Приблизительно эти же сведения получил я о Клубкове и теперь. Расспрашивая об нем старосту Андрея Иваныча, я узнал, что Артемий положительно стряхнул с себя ветхого человека * и весь предался продаже и купле. Имение свое он * ловко округлил, скупая у соседних владельцев земельные обрезки, которые прилегали к его даче * . Благодаря этому у него было теперь и леску довольно, и пустотных покосцев вволю, а собственную землю он всю разделал под пашню, которая приносила не убыток, а доход. Но главную прибыльную статью его бюджета составляло дробное ростовщичество, которое он развел в таких размерах, что чуть не всю округу запутал в своих сетях. Уму его все удивлялись.

– Главная причина, – говорил староста Андрей Иваныч, – на настоящее дело напал и настоящим манером его ведет. Нет нужды, что барин.

И затем, развивая свой тезис дальше, продолжал:

– Он всякую вещь сначала понюхает да на свет посмотрит, а потом уж и настоящее место ей определит. Деготь ли, сало ли, яйцо, перо, мука – все он сейчас сообразит. И ежели что сказал – закон. Сказал: рупь – рупь и бери; сказал: полтина – бери полтину.
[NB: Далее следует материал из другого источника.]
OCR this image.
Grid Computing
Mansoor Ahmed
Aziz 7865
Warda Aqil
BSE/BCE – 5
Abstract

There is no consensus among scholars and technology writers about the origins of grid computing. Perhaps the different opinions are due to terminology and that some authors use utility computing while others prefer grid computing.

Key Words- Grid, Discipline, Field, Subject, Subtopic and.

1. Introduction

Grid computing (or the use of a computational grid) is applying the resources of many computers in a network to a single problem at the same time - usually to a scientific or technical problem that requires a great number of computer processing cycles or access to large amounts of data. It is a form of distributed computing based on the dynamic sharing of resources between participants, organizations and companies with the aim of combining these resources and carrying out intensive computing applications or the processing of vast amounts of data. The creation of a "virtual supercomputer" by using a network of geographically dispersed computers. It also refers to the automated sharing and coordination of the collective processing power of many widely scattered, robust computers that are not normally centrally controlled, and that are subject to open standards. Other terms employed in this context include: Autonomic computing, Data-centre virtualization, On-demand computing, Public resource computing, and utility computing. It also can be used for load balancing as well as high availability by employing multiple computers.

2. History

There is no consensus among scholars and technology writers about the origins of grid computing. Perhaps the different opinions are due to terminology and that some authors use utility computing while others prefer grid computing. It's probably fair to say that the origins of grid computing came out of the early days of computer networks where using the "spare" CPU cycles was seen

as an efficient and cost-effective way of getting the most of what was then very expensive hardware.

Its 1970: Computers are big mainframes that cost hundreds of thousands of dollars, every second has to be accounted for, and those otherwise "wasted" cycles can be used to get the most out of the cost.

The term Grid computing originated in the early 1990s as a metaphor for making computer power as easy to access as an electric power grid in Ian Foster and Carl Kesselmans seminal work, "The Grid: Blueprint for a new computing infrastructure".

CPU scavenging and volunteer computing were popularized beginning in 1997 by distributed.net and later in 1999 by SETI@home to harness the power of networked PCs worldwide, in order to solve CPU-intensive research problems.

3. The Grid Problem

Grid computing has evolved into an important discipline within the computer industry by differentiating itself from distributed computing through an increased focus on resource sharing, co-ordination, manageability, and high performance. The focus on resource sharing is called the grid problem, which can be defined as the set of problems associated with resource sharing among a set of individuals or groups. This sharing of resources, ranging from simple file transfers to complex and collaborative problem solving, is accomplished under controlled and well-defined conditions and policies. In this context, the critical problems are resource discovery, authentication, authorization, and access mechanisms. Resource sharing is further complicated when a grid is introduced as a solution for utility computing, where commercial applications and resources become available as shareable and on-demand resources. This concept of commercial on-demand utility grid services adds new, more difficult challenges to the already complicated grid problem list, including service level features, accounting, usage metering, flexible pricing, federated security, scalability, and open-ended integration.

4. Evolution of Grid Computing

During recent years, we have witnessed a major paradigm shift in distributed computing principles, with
Вещь-то она, может, два рубля стоит, а он ее за полтину приспособит. И одевается он по-русски, чтобы способнее было.

– Так это-то и есть настоящее «дело»?

– Оно самое. Ноньче уж и господа моды-то бросили, за дело принялись. Только не все умеют, а он умеет. Вон Григорий Александрыч – недалеко ходить – и жадности, и ненависти, всего в нем довольно, а не умеет, да и шабаш.

– Да неужто Григорий Александрыч еще жив?

– Жив, только ума в нем ни капли не осталось. Все мужичья воля взяла, одни скверные слова оставила. Он бы но, как комар, сгиб, да Клубков его еще побаловывает: коё мучки, коё чайку-сахарцу пришлет – этим и живет.

– А богат Клубков?

– Денег у него прорва, только все распущены. Весь капитал у него кругом да около, а он посередке похаживает. Вся наша округа его. Ничего у нас нынче собственного нет. Все равно как в старину, когда крепостные были: захочет господин – твое; не захочет – вези или веди на господский двор!

– Однако он вас пристиг-таки!

– Совсем окружил. Точно он каждого в грехе застал. Захочет – простит, захочет – выдаст.

– И весело ему живется?

– Сначала, как приехал в усадьбу, очень сердился. Всё за то, что мужика на волю выпустили. «В кандалы бы, говорит, его заковать надо, ан, вместо того вон что сделали!» Однако годика через два осмотрелся, стал хвалить. «И хорошо, говорит, что их на все четыре стороны пустили: они сами себе прочнее прежних кандалы выкуют!»

– А семья у него велика?

– Жена да двое сынов – только и всего. Карахтер ему от родителя клубковский достался – только где покойному против него! Старик все-таки хоть сколько-нибудь жаленья имел. Людишки-то свои, крепостные, были, так ежели их совсем-то покалечить – выгоды нет. А нынче они – вольные. Одного покалечит – другой заместо его из земли вырос. Где спина, там и вина.

Сведения эти настолько меня заинтересовали, что на другой день, в девять часов утра, я был уже в Береговско̀м (так называлась усадьба Клубкова).

Усадьба стояла особняком, у самой большой дороги, обращаясь передним фасадом к тракту, а задами упираясь в небольшое озерко, которое представляло ей с этой стороны как бы натуральную защиту. И вправо, и влево, и впереди тянулись поля, и ни одного, даже тощего, леска верст на пять. Усадьба была видна издалёка, как на ладони, да и из нее во все стороны далеко видно было. Строений имелось достаточно, и все прочные, одно к одному. Характер построек был купеческий, средней руки, без претензий на красоту и даже на удобства, но зато с соблюдением всякого рода охранительных мер. Главный жилой корпус представлял собой длинный бревенчатый сруб, средину которого занимала харчевня, а по бокам с одной стороны – лавка, с другой – жилое помещение самих хозяев. Во всякое помещение вело особое крыльцо; окон по фасаду было много, но небольшие (для тепла) и снабженные ставнями, которые запирались железными болтами. По бокам главного корпуса тянулись службы, которые со стороны поля были обрыты канавами. Вообще усадьба имела вид четырехугольной цитадели, в которую лихому человеку проникнуть было очень трудно.